An article at UX Matters titled "Usability Testing Versus Expert Reviews" takes a reader question and tosses it to a series of experts to answer:
Under what circumstances is it more appropriate to do usability testing versus an expert review? What are the benefits and weaknesses of each method that make one or the other more appropriate in different situations?
The experts ultimately all came up with similar answers — do both. Start with the expert review to take care of low-hanging fruit and then bring users in for the testing phase to catch the issues that trip them up. Some quotes:
Expert reviews are especially useful for finding violations of usability standards and best practices. These are often obvious problems that may or may not cause problems during usability testing.

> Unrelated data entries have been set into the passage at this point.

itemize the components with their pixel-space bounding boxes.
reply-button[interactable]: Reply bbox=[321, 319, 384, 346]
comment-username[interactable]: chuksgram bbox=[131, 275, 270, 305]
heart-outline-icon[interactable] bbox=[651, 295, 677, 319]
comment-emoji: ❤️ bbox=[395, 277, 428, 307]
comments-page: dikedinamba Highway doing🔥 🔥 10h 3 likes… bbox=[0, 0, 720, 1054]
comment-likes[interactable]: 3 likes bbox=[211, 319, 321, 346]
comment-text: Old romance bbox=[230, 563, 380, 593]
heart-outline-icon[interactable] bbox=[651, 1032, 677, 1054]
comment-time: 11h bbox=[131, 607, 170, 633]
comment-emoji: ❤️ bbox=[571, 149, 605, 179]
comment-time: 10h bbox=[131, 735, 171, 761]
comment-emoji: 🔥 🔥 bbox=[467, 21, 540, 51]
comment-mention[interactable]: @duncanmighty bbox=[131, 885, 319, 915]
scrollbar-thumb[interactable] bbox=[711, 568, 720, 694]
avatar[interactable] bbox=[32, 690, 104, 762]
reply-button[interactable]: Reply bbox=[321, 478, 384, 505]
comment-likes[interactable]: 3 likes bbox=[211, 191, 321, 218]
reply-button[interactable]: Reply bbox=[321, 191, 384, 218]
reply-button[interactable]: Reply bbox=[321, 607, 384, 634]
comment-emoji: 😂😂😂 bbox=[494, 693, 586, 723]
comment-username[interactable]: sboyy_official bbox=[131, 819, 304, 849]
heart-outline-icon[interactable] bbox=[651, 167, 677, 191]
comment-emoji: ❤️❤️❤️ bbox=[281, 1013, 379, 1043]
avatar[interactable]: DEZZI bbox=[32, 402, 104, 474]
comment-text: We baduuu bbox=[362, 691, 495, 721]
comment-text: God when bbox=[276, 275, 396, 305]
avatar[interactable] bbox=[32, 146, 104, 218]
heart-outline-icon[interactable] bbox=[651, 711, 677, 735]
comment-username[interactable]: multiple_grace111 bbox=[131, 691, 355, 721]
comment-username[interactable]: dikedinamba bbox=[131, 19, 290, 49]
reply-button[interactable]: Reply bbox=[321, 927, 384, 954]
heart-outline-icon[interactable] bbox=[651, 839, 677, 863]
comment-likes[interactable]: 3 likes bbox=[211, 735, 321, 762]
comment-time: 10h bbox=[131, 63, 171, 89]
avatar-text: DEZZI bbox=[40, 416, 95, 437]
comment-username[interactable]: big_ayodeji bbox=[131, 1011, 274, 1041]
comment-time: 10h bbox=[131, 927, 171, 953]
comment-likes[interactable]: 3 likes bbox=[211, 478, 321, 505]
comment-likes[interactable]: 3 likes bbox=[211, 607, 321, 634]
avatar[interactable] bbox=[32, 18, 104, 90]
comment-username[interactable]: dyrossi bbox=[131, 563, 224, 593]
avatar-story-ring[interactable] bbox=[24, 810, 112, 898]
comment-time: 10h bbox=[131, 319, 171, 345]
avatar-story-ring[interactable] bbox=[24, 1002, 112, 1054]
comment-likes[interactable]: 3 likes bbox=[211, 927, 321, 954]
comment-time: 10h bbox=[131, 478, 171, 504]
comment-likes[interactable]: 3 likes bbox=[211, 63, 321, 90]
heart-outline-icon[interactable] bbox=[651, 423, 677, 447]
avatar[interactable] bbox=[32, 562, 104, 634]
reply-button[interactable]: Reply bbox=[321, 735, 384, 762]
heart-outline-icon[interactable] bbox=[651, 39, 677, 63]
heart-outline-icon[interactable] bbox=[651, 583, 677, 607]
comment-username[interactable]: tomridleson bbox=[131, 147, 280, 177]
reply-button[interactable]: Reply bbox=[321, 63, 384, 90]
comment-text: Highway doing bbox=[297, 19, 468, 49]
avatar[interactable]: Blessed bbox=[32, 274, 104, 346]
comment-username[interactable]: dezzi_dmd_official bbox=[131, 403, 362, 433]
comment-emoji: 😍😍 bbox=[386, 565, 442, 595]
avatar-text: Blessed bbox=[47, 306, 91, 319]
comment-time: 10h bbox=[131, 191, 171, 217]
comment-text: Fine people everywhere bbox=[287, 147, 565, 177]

Before doing usability testing, it is helpful to do at least an informal expert review to determine what to focus on during testing.
I recommend always doing both. Expert reviews that are performed by specialists, using standards and heuristics, reveal easy-to-catch usability problems in a very cost-efficient way.
While usability testing is more powerful than expert review, both methods in combination are great, because you first want to discover the low-hanging fruit and get them out of the way.
We need to remember that expert review is a user-free method. Regardless of the evaluators' skill and experience, they remain surrogate users—expert evaluators who emulate users—and not typical users. The results of expert review are not actual, primary user data and should lead to—not replace—user research.
There aren't any real surprises here, but it's interesting to see the different approaches suggested by each expert.